The fact that Europe will have to do significantly more to protect itself in the future has been clear since American Vice President JD Vance’s legendary speech at the 2025 Munich Security Conference. The government of President Donald Trump has repeatedly emphasized that the previous promise of protection must give way to a new sharing of burdens.
Many European NATO members have since significantly increased their defense spending. Nevertheless, there are doubts among experts as to whether Europe, despite all the money, will be able to build an effective deterrent against the possible aggressor Russia by the end of the decade.

A group of experts is now entering this debate with a new contribution. The authors criticize the fact that, despite having the second highest defense spending in the world, Europe remains strategically dependent on the USA across the entire military chain. They identify what they believe to be the largest strategic capability gaps in Europe and key programs to close them.
They estimate the costs for these programs at 150 to 200 billion euros by 2030 and around half a trillion euros for the next ten years. This corresponds to around a third of the planned increase in the European defense budget of 200 billion euros annually. It is not a question of additional costs, but rather a redirection of funds, according to the paper “Sparta2” published this Thursday.
“The bottleneck is neither money nor technology,” says Tom Enders, one of the five authors. “It is the political will to act on a European level, to make decisions and then implement them as quickly and pragmatically as possible,” said the long-time Airbus boss.
The recommendations are aimed at the governments of the European NATO states and the EU authorities. The authors advocate implementation via “resilient guiding coalitions instead of a new European superstructure”. Germany, France, Poland and Great Britain should play key coordinating roles. Northern Europe, the Baltics and the Netherlands should advance maritime autonomy.
In addition to Enders, the authors also include Moritz Schularick, President of the Kiel Institute for the World Economy, René Obermann, chairman of the Airbus supervisory board and, as of this week, also a member of the SAP supervisory board, and the tech investor Jeannette zu Fürstenberg.
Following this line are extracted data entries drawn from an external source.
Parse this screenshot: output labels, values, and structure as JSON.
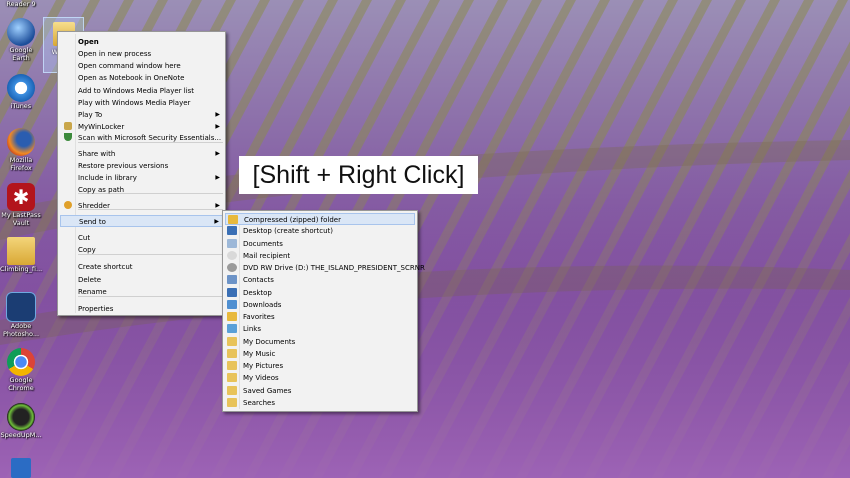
{
  "desktop": {
    "icons": [
      {
        "label": "Reader 9"
      },
      {
        "label": "Google Earth"
      },
      {
        "label": "iTunes"
      },
      {
        "label": "Mozilla Firefox"
      },
      {
        "label": "My LastPass Vault"
      },
      {
        "label": "Climbing_fi..."
      },
      {
        "label": "Adobe Photosho..."
      },
      {
        "label": "Google Chrome"
      },
      {
        "label": "SpeedUpM..."
      }
    ],
    "selected_item_label": "W... L..."
  },
  "caption": "[Shift + Right Click]",
  "context_menu": {
    "items": [
      {
        "label": "Open",
        "bold": true
      },
      {
        "label": "Open in new process"
      },
      {
        "label": "Open command window here"
      },
      {
        "label": "Open as Notebook in OneNote"
      },
      {
        "label": "Add to Windows Media Player list"
      },
      {
        "label": "Play with Windows Media Player"
      },
      {
        "label": "Play To",
        "submenu": true
      },
      {
        "label": "MyWinLocker",
        "submenu": true,
        "icon": "lock-icon"
      },
      {
        "label": "Scan with Microsoft Security Essentials...",
        "icon": "shield-icon"
      },
      {
        "label": "Share with",
        "submenu": true
      },
      {
        "label": "Restore previous versions"
      },
      {
        "label": "Include in library",
        "submenu": true
      },
      {
        "label": "Copy as path"
      },
      {
        "label": "Shredder",
        "submenu": true,
        "icon": "shredder-icon"
      },
      {
        "label": "Send to",
        "submenu": true,
        "highlighted": true
      },
      {
        "label": "Cut"
      },
      {
        "label": "Copy"
      },
      {
        "label": "Create shortcut"
      },
      {
        "label": "Delete"
      },
      {
        "label": "Rename"
      },
      {
        "label": "Properties"
      }
    ]
  },
  "sendto_menu": {
    "items": [
      {
        "label": "Compressed (zipped) folder",
        "icon": "zip-folder-icon",
        "color": "#e8b93c",
        "highlighted": true
      },
      {
        "label": "Desktop (create shortcut)",
        "icon": "desktop-icon",
        "color": "#3a6fb5"
      },
      {
        "label": "Documents",
        "icon": "documents-icon",
        "color": "#9db8d8"
      },
      {
        "label": "Mail recipient",
        "icon": "mail-icon",
        "color": "#d9d9d9"
      },
      {
        "label": "DVD RW Drive (D:) THE_ISLAND_PRESIDENT_SCRNR",
        "icon": "dvd-drive-icon",
        "color": "#9a9a9a"
      },
      {
        "label": "Contacts",
        "icon": "contacts-icon",
        "color": "#6c93c7"
      },
      {
        "label": "Desktop",
        "icon": "desktop-folder-icon",
        "color": "#3a6fb5"
      },
      {
        "label": "Downloads",
        "icon": "downloads-icon",
        "color": "#4f8fd1"
      },
      {
        "label": "Favorites",
        "icon": "favorites-icon",
        "color": "#e8b93c"
      },
      {
        "label": "Links",
        "icon": "links-icon",
        "color": "#5aa0d8"
      },
      {
        "label": "My Documents",
        "icon": "my-documents-icon",
        "color": "#e8c35a"
      },
      {
        "label": "My Music",
        "icon": "my-music-icon",
        "color": "#e8c35a"
      },
      {
        "label": "My Pictures",
        "icon": "my-pictures-icon",
        "color": "#e8c35a"
      },
      {
        "label": "My Videos",
        "icon": "my-videos-icon",
        "color": "#e8c35a"
      },
      {
        "label": "Saved Games",
        "icon": "saved-games-icon",
        "color": "#e8c35a"
      },
      {
        "label": "Searches",
        "icon": "searches-icon",
        "color": "#e8c35a"
      }
    ]
  }
}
Like Enders, she is closely connected to the drone startup Helsing.
About a year ago, the quartet initiated a debate with the discussion paper “Sparta” on the question of whether the Bundeswehr procures too much traditional military technology and what economic added value investments in high-tech startups can have.
Modern technology just a fig leaf?
Although the Bundeswehr has now awarded two contracts for the delivery of attack drones worth almost half a billion euros each to the two startups Helsing and Stark Defense, Schularick still sees no change. “This is more of a fig leaf than a new technology-driven spending policy,” says the FAZ economist, referring to calculations by his institute that the share of spending on technology-driven defense equipment in the traffic light government’s 100 billion euro program was only two to three percent.
Political consultant Nico Lange has now joined the group of authors for the current debate contribution. A distinction is made between capability gaps for which significant progress can be expected to be made in three to five years and those for which at least five years are required.
The tasks with a faster chance of success include the development of a sovereign air defense, for example through laser systems, interceptor drones, the European Sky Shield Initiative and existing alternatives to the US Patriot system. The authors also see noticeable progress achievable by the end of the decade for our own air combat systems, autonomous weapon systems such as drones on land, at sea and in the air, as well as European leadership capabilities.
According to the paper, it will take significantly longer to set up a powerful European satellite reconnaissance system as an alternative to Elon Musk’s Starlink system. The transport infrastructure through our own rockets with an anchored target of at least 50 launches per year probably needs more time.
Jeannette zu Fürstenberg emphasized to the FAZ that it was still important to start all programs immediately: “It all has to happen now.” There is currently a generation of founders in Europe who are committed to the issue of European security and have built leading technological companies. “What we need to do now is have the courage to trust them and direct capital to where it creates strategic independence.”
The state should not invest with capital, but rather give young companies real orders, which in turn provides an incentive for investors to get involved and forms the basis for an ecosystem with suppliers. The Darpa program from the USA serves as a model for the development of groundbreaking technologies such as hypersonic weapons, quantum computing and space technology.
The economist Schularick calculates that every euro invested in such high technology could generate an economic multiplier of 15. “Europe can not only afford the investments, it cannot afford not to make them,” warns Schularick.